Hadis-Hadis tentang Tanah Air
Beberapa riwayat dari Amirul Mukminin, Imam Ali bin Abi Thalib as, menyingkap sisi etis dari cinta tanah air. Riwayat-riwayat tersebut, yang tercatat dalam karya klasik Bihar al-Anwar dan Safinah al-Bihar, menggarisbawahi bahwa tanah air adalah bagian dari identitas seorang mukmin.
Imam Ali as bersabda: “Negeri-negeri akan dapat dibangun dan dimakmurkan dengan adanya cinta tanah air.” (Bihar al-Anwar, jilid 75, hlm. 45).
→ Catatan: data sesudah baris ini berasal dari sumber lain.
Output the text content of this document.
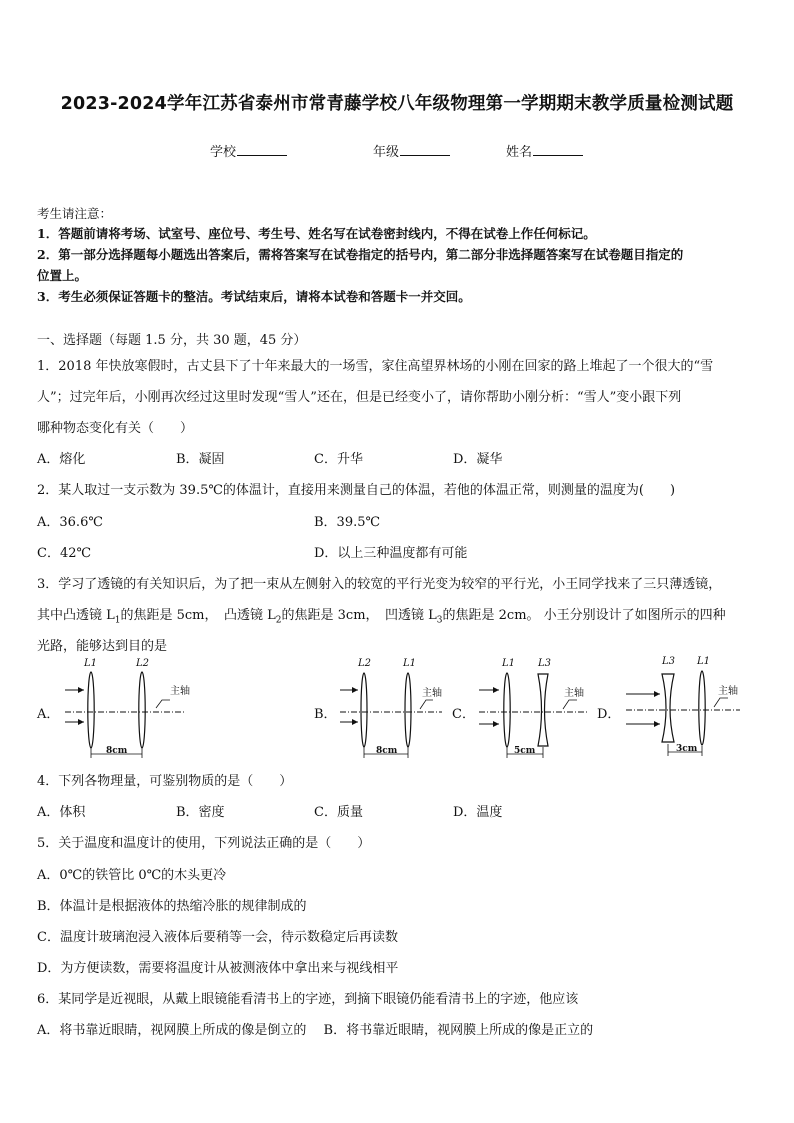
2023-2024学年江苏省泰州市常青藤学校八年级物理第一学期期末教学质量检测试题
学校	年级	姓名
考生请注意：
1．答题前请将考场、试室号、座位号、考生号、姓名写在试卷密封线内，不得在试卷上作任何标记。
2．第一部分选择题每小题选出答案后，需将答案写在试卷指定的括号内，第二部分非选择题答案写在试卷题目指定的
位置上。
3．考生必须保证答题卡的整洁。考试结束后，请将本试卷和答题卡一并交回。
一、选择题（每题 1.5 分，共 30 题，45 分）
1．2018 年快放寒假时，古丈县下了十年来最大的一场雪，家住高望界林场的小刚在回家的路上堆起了一个很大的“雪
人”；过完年后，小刚再次经过这里时发现“雪人”还在，但是已经变小了，请你帮助小刚分析：“雪人”变小跟下列
哪种物态变化有关（　　）
A．熔化	B．凝固	C．升华	D．凝华
2．某人取过一支示数为 39.5℃的体温计，直接用来测量自己的体温，若他的体温正常，则测量的温度为(　　)
A．36.6℃	B．39.5℃
C．42℃	D．以上三种温度都有可能
3．学习了透镜的有关知识后，为了把一束从左侧射入的较宽的平行光变为较窄的平行光，小王同学找来了三只薄透镜，
其中凸透镜 $L_1$的焦距是 5cm，　凸透镜 $L_2$的焦距是 3cm，　凹透镜 $L_3$的焦距是 2cm。 小王分别设计了如图所示的四种
光路，能够达到目的是
A．	B．	C．	D．
L1	L2
主轴
8cm
L2	L1
主轴
8cm
L1 L3
主轴
5cm
L3 L1
主轴
3cm
4．下列各物理量，可鉴别物质的是（　　）
A．体积	B．密度	C．质量	D．温度
5．关于温度和温度计的使用，下列说法正确的是（　　）
A．0℃的铁管比 0℃的木头更冷
B．体温计是根据液体的热缩冷胀的规律制成的
C．温度计玻璃泡浸入液体后要稍等一会，待示数稳定后再读数
D．为方便读数，需要将温度计从被测液体中拿出来与视线相平
6．某同学是近视眼，从戴上眼镜能看清书上的字迹，到摘下眼镜仍能看清书上的字迹，他应该
A．将书靠近眼睛，视网膜上所成的像是倒立的　 B．将书靠近眼睛，视网膜上所成的像是正立的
Ungkapan ini menunjukkan bahwa keberlangsungan suatu negeri tidak semata ditopang oleh harta atau kekuatan militer, tetapi berakar pada rasa cinta rakyat terhadap tanah kelahirannya. Tanah air hanya bisa makmur jika masyarakatnya memiliki ikatan emosional yang kuat untuk merawatnya.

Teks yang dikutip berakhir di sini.